Each of the Echo’s two screens is an iPhone-sized 3.5-inch; combined, they create a square 4.7-inch diagonal display with an eight-inch seam down or across the middle, depending how you hold it.

The philosophy behind Echo is what Sprint calls “simultasking” – each screen can run a separate specially-configured app or a single app split across both screens.

Echo, which runs Android 2.2 and powered by a 1 GHz Snapdragon processor, is not a tablet, however. The two screens are layered atop each other like a day bed. Closed, Echo looks like a standard full screen smartphone, only around twice as thick. You then sort of lift and slide the top screen up and over until the second screen clicks into place to create a flat surface. Or, the top half can be tilted at about a 30-35-degree angle when tapping on a full-size three-line touch QWERTY keyboard on the bottom screen when inputting text.

Sharp Echo's dual screen email app

Optimized dual screen apps assign specific tasks to each screen. For instance, when opening the email app while holding the screen with the seam running vertically, your inbox is displayed on the left screen and an open email on the right. Reply to an email, turn the phone so the seam runs horizontally, and the top displays the blank message screen, the bottom the QWERTY.

But the two-screen idea is really meant for running two apps at once. You can be Twittering on one half of the screen while Web surfing on the other; emailing on one screen, mapping on the other; Facebook on one screen, watching a YouTube video on the other. You also can swap the screens on which the apps are displayed.

Sprint Echo home screens

Two screens necessitates a lot of power, which means short battery life. Sprint addresses Echo’s power-sapping potential with a supplementary three-way battery charger that will be included. This charger will charge a spare battery, it will charge both the spare and your phone simultaneously (naturally) and allow you to swap batteries without having to turn off the phone, and operate as an auxiliary power source when you’re away from an AC jack and the main battery begins to fade.

Is cell multi-tasking a good idea?

Why would you want/need to run two apps simultaneously? It’s not as silly an idea as you think, or at least as I thought. How many of us have two PC screens at work? How many of us watch TV and futz with some other technology at the same time? We are turning into gadget multi-taskers, and Sprint hopes the Echo taps into this simul-busy zeitgeist.

Does the idea work? It’s definitely a weird idea. Physically manipulating the screens feels a bit Rube Goldberg clunky, although the patent-pending steel hinge assembly feels sturdy enough.

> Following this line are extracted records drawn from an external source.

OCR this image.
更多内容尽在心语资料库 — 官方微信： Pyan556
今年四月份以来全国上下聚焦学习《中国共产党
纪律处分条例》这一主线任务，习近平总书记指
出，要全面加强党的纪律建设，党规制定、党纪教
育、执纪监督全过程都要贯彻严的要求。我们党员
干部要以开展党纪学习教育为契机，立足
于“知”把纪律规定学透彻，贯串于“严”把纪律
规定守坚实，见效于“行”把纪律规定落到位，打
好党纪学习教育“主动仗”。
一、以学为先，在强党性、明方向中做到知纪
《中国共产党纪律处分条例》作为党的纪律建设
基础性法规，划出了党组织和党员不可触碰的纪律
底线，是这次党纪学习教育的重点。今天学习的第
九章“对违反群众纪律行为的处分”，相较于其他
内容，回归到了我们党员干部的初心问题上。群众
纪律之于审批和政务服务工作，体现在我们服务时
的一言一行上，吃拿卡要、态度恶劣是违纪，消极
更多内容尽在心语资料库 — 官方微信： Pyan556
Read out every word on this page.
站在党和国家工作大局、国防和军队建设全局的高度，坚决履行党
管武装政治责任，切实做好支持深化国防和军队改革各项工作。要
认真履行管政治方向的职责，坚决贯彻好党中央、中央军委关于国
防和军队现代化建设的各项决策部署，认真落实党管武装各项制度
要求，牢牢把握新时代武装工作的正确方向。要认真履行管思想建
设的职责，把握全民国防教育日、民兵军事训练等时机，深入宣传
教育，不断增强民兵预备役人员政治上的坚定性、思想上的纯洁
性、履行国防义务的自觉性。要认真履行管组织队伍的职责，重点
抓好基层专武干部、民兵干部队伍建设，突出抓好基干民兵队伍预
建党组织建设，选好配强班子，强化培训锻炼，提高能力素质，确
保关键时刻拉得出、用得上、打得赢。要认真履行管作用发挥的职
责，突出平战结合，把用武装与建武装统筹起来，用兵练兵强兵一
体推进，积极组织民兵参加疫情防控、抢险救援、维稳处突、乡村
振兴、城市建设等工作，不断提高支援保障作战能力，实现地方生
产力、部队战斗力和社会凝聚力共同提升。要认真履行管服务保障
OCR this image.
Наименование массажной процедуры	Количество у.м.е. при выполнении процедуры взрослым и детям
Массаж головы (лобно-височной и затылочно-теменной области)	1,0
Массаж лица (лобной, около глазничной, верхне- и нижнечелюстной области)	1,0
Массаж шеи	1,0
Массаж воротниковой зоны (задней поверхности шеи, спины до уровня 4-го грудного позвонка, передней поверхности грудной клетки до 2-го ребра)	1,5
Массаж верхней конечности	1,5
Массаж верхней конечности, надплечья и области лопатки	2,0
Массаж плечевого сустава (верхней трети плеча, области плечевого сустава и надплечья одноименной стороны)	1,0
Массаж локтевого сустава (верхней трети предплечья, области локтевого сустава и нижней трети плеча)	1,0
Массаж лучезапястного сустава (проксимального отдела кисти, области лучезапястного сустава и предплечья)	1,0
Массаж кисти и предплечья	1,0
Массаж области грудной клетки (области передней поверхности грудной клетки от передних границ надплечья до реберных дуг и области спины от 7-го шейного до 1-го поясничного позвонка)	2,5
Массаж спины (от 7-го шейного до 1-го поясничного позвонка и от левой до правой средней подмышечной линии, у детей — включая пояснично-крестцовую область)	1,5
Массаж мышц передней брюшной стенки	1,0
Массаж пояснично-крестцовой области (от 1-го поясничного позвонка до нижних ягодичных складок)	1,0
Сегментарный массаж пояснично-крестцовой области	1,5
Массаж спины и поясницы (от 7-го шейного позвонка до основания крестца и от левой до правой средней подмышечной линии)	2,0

I was constantly rotating the Echo to figure out if the seam should run vertically or horizontally (it depends on the app).

You will have to learn a couple of extra gestures, primarily the double-tap – tapping both screens simultaneously by forming an upside-down U with your index finger and your thumb – to bring up the “dual app” menu, a screen with icons of the apps optimized for dual screen, each indicated by a tiny dual-striped bug on each optimized app icon.

Sprint Echo dual apps menu

You’ll also have to get used to the schizophrenia of manipulating two apps simultaneously. Both my demonstrator and I found ourselves frenetically waggling our thumbs over the screens as we endeavored to touch the correct screen or controls the correct way to perform a function, our brains being pulled in two too many directions at once. There was something – wrong – with the whole thing, even though intellectually it seems like a practical idea.

I suspect most users will take advantage of the two screens for single apps, such as Gallery thumbnails on the bottom screen and a full-size photo on the top screen, or the aforementioned email side-by-side array. Sprint is making the dual screen API available for developers.

Sprint Echo dual screen Gallery

Throughout the demos and hands-on, I kept thinking about the Scarecrow in The Wizard of Oz, how first he indicated to Dorothy that going one way was a good idea, but perhaps the other way had its advantages, then finally admitting some people liked going both ways.

Echo is for this final simultasking group.